The best crane wintering grounds are the salty marsh waters near the Gulf Coast, where blue crabs thrive. When hunting is good, a single crane can eat up to 80 blue crabs in a day. Finding a lot of blue crabs to eat on the wintering grounds makes the healthiest Whooping Cranes for migration, nesting, and raising young during the summer.

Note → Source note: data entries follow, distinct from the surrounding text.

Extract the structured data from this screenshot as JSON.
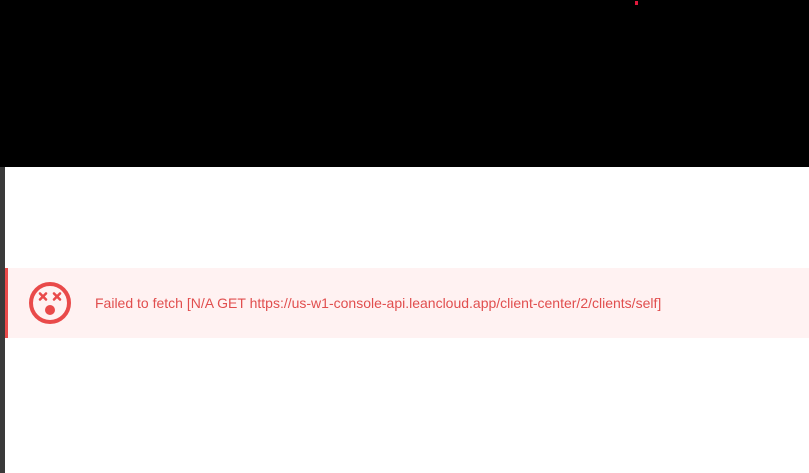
{
  "alert": {
    "icon": "dizzy-face-icon",
    "message": "Failed to fetch [N/A GET https://us-w1-console-api.leancloud.app/client-center/2/clients/self]",
    "color": "#e94a4a",
    "background": "#fff2f2"
  },
  "header": {
    "background": "#000000",
    "indicator_color": "#e0193c"
  }
}
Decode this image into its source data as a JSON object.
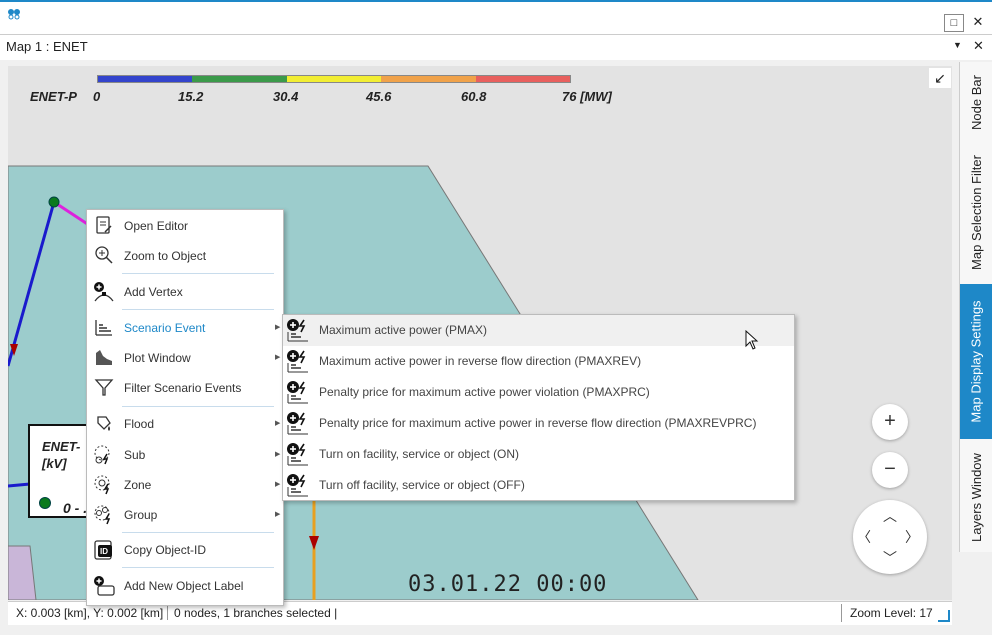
{
  "window": {
    "logo_text": "Int",
    "restore_label": "□",
    "close_label": "✕"
  },
  "document": {
    "title": "Map 1 : ENET",
    "dropdown": "▼",
    "close": "✕"
  },
  "legend": {
    "title": "ENET-P",
    "ticks": [
      "0",
      "15.2",
      "30.4",
      "45.6",
      "60.8",
      "76 [MW]"
    ],
    "colors": [
      "#3344cc",
      "#3b9a4a",
      "#f2ee33",
      "#f0a24a",
      "#e8605e"
    ]
  },
  "node_box": {
    "title_line1": "ENET-",
    "title_line2": "[kV]",
    "range": "0 - ..."
  },
  "map_controls": {
    "collapse_icon": "↙",
    "zoom_in": "+",
    "zoom_out": "−",
    "nav_up": "︿",
    "nav_down": "﹀",
    "nav_left": "〈",
    "nav_right": "〉"
  },
  "timestamp": "03.01.22 00:00",
  "status": {
    "coords": "X: 0.003 [km], Y: 0.002 [km]",
    "selection": "0 nodes, 1 branches selected  |",
    "zoom": "Zoom Level: 17"
  },
  "sidebar": {
    "tabs": [
      "Node Bar",
      "Map Selection Filter",
      "Map Display Settings",
      "Layers Window"
    ],
    "active": "Map Display Settings"
  },
  "context_menu": {
    "items": [
      {
        "label": "Open Editor",
        "icon": "editor-icon",
        "submenu": false
      },
      {
        "label": "Zoom to Object",
        "icon": "zoom-icon",
        "submenu": false
      },
      {
        "label": "Add Vertex",
        "icon": "add-vertex-icon",
        "submenu": false
      },
      {
        "label": "Scenario Event",
        "icon": "scenario-event-icon",
        "submenu": true,
        "highlighted": true
      },
      {
        "label": "Plot Window",
        "icon": "plot-icon",
        "submenu": true
      },
      {
        "label": "Filter Scenario Events",
        "icon": "filter-icon",
        "submenu": false
      },
      {
        "label": "Flood",
        "icon": "flood-icon",
        "submenu": true
      },
      {
        "label": "Sub",
        "icon": "sub-icon",
        "submenu": true
      },
      {
        "label": "Zone",
        "icon": "zone-icon",
        "submenu": true
      },
      {
        "label": "Group",
        "icon": "group-icon",
        "submenu": true
      },
      {
        "label": "Copy Object-ID",
        "icon": "copy-id-icon",
        "submenu": false
      },
      {
        "label": "Add New Object Label",
        "icon": "add-label-icon",
        "submenu": false
      }
    ]
  },
  "submenu": {
    "items": [
      "Maximum active power (PMAX)",
      "Maximum active power in reverse flow direction (PMAXREV)",
      "Penalty price for maximum active power violation (PMAXPRC)",
      "Penalty price for maximum active power in reverse flow direction (PMAXREVPRC)",
      "Turn on facility, service or object (ON)",
      "Turn off facility, service or object (OFF)"
    ]
  }
}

Not all the youngsters in the Class of 2016, however, are in the sea-and-marsh wetlands where blue crabs are found. They are instead eating waste corn in fields, snails, tadpoles, frogs, crickets, and bits of larger prey, such as snakes and mice. Without blue crabs:

  • Will the cranes get enough nutritious food to fuel them for their northward migration?
  • If they return to the same wintering grounds in years to come, will they be well-nourished enough for reproductive success?
 
Juvenile PR 30-16 and his alloparents on migration flight with Sandhill Cranes in December

Klaus Nigge

Roosting Safely
Whooper chicks must also learn where to roost at night to avoid predators. If they roost in water the right depth, they will hear the warning splash of any predator that comes near. Then they can fly away to safety. The aircraft-led chicks had decoys (adult cranes made of plastic) with them ever since they hatched. The chicks saw the plastic decoys as part of their species. Decoys were put in water deep enough for roosting so, by imitating these "phonies," chicks learned to roost in the right places. Whoopers raised in the wild stay close to their parents and other members of their species. In this way, they learn from their own kind where to spend the night in safety. We hope the Class of 2016 already learned that lesson during their first months of freedom in Wisconsin.

Big Adventure Ahead!
By mid March, the young cranes should be heading north to Wisconsin. Will they know when to go? Will they remember the way? Which birds will travel together? We'll be back to share photos, crane mischief, and news all spring!